I took the photo.
Artwork by Annie Barnett
A brief explanation of where I’ve been the past few weeks: my dad died in March and I have not had much to share on this blog. Thank you for your understanding. Then, as I began to feel I had something to share, it was the end of the school semester and we have one laptop in my house. My son, a senior in college (graduates in December), uses the laptop for school work. He had it almost exclusively for more than a week while finishing papers, projects, etc. Then, just as he finished his work the computer got a nasty Trojan virus and was not working. At all. I had it repaired last week and I am hoping to get back to writing.
Today I return in my mind to Refine Retreat. A retreat I attended in April at a state park in Ohio. I’ve written about the experience before.
But I am there again. Thinking about the retreat. Thinking about the broken places in my life. And about their beauty. There is some beauty in the broken.
And there is blessing too.
For it is the broken that has shaped my life and made me who I am.
It is the broken that has given me grace and strength to continue living.
It is the broken that has brought me to a place of satisfaction.
A place of realization.
A place of acceptance.
Satisfied with what I have…not always wanting more.
Realizing that the time is now…not wishing or waiting until tomorrow.
Acceptance that my life experiences were designed by Him, just for me. To shape me and mold me.
Yesterday was Mother’s Day. When I awoke, I made up my mind to focus on what I have, not what is missing.
I focused on the blessings I have, not those I sometimes long for or the children that are no longer here.
And I was content.
It was a good day.
I prayed for the missing girls and their mothers.
Today, I am thankful that Kris hosted Refine. For it was at Refine where I began to appreciate the beauty of rest, in a different way. Teri Lynne spoke on rest at Refine and I think, in the coming days I am going to be able to share some of what I took away from her talk.
As I think about the brokenness in my life, I believe we all have brokenness in our lives. How we choose to react to the brokenness will determine the path of our life. I love the song by Ellie Holcomb. The Broken Beautiful…our brokenness is beautiful when given to Him.
I am trying…trying to give all my brokenness to Him. Rather than try to repair it and make it pretty before approaching Him with it. You see, He wants me to come as I am. Now. Not tomorrow. Not next week. Not next month. Not after we have it all together.
That is the beauty of a relationship with Him…we don’t have to have it all together.
He takes us…just as we are.
If you would like to read more about Amy, my daughter that died 22 years ago this June, type Amy in the search box located on the sidebar.
Do you have a tendency to try and fix things before taking them to Him?
Mary –
I'm really excited to follow you on Inspire Me Monday to get to know you a bit. Thank you for sharing this piece of your heart with us. I'm taking a moment now to pray for you as a sister in Christ standing with you to say "Hear we are Lord, with broken pieces to be put into your hands. Remake us into even more beautiful as your glory shines through!"
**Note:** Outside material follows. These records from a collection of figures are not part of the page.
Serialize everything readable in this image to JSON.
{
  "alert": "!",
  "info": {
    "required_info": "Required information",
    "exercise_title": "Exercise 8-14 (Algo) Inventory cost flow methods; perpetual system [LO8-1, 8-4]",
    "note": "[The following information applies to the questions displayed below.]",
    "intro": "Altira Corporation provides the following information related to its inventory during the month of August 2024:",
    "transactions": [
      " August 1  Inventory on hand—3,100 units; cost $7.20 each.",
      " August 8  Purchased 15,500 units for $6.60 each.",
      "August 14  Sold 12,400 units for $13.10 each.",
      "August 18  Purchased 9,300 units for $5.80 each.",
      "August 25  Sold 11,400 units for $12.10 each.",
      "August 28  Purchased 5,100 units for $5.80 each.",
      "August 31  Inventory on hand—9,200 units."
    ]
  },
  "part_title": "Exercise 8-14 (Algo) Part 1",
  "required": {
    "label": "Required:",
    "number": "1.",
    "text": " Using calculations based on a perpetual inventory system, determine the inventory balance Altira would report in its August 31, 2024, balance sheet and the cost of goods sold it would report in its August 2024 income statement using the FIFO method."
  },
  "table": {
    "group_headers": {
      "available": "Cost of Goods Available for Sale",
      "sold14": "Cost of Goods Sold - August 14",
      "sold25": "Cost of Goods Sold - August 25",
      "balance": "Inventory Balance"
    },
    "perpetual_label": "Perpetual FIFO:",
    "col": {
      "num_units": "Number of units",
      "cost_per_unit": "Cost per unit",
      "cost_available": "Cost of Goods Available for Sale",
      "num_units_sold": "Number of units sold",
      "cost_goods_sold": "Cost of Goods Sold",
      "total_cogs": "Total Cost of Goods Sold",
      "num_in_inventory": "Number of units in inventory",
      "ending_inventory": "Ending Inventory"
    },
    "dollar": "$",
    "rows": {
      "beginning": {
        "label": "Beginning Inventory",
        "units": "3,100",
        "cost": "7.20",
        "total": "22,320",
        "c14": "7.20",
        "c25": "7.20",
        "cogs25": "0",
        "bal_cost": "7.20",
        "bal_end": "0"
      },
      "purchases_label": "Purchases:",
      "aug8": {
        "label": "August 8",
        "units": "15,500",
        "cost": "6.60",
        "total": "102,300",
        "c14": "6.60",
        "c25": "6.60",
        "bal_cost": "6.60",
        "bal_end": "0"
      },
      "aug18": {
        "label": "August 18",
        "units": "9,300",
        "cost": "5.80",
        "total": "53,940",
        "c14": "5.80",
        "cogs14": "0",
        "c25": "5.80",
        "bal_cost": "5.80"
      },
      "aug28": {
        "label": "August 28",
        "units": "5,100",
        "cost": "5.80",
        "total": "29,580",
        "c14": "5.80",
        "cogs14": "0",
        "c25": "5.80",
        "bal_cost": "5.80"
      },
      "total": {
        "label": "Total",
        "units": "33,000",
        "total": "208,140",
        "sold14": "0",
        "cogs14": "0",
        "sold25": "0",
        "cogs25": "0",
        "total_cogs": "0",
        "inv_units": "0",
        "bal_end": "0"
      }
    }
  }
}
My recent posts were also about brokenness as the Father has, and continues, to walk me through many different things.
Blessings to you Mary!
Thank you for stopping by, Jolene. I look forward to reading your posts on brokenness.
Hi, I am lining up from Kelli at unforced rhythm. I really love your post. considering that I am going through some challenges now, that is making me more broken that ever. Thanks for the inspiration and encouragement. Rather than trying to repair my brokenness, I will trust all to God.
The brokenness really does shape us. I'll be praying for you Grace…that you receive and feel His grace during this difficult time.
Hi Mary! I am coming over from Unforced Rhythm.
It is such a grace to love your brokenness. We are all broken in places, and I read once that gives the Spirit a place to shine through. More broken? More light. I find that so comforting.
I pray that you will experience healing and a realization of the new paths the Lord calls you to walk.
Blessings!
Ceil
Thank you, Ceil. Learning to love our brokenness is a journey…at least for me.
It is so hard not to try to do the fixing myself. When he takes me to that place of brokenness where I know there is nothing I can do … this is where my faith is deepened. Love to you, Mary. You describe the broken beautiful perfectly.
Yes, Laura, my faith is also deepened in those times.
Hi Mary! I am popping in from Inspire Me Monday and loved reading your blog post! This: "how we choose to react to the brokenness will determine the path of our life." I have found this to be one of my dearest fought lessons in life. Your blog post is beautiful! Thank you so much for sharing your heart so openly and sweetly. It was so encouraging to read your words. xo
Thank you, Sarah. Thank you for stopping by.
There is nothing so freeing, I believe, as understanding that God wants us to come to Him as we ARE, not as we "should be". It took me years to get this, and somedays? I still need reminding.
Thank you for this tribute to the broken places, Mary. Kris is a friend of mine and it's such a joy to see how the retreat she led encouraged you so much.
Glad to see you at Unforced Rhythms.
Praise God that He uses absolutely everything, even our broken places. Thank you for sharing your broken places and your gratitude today!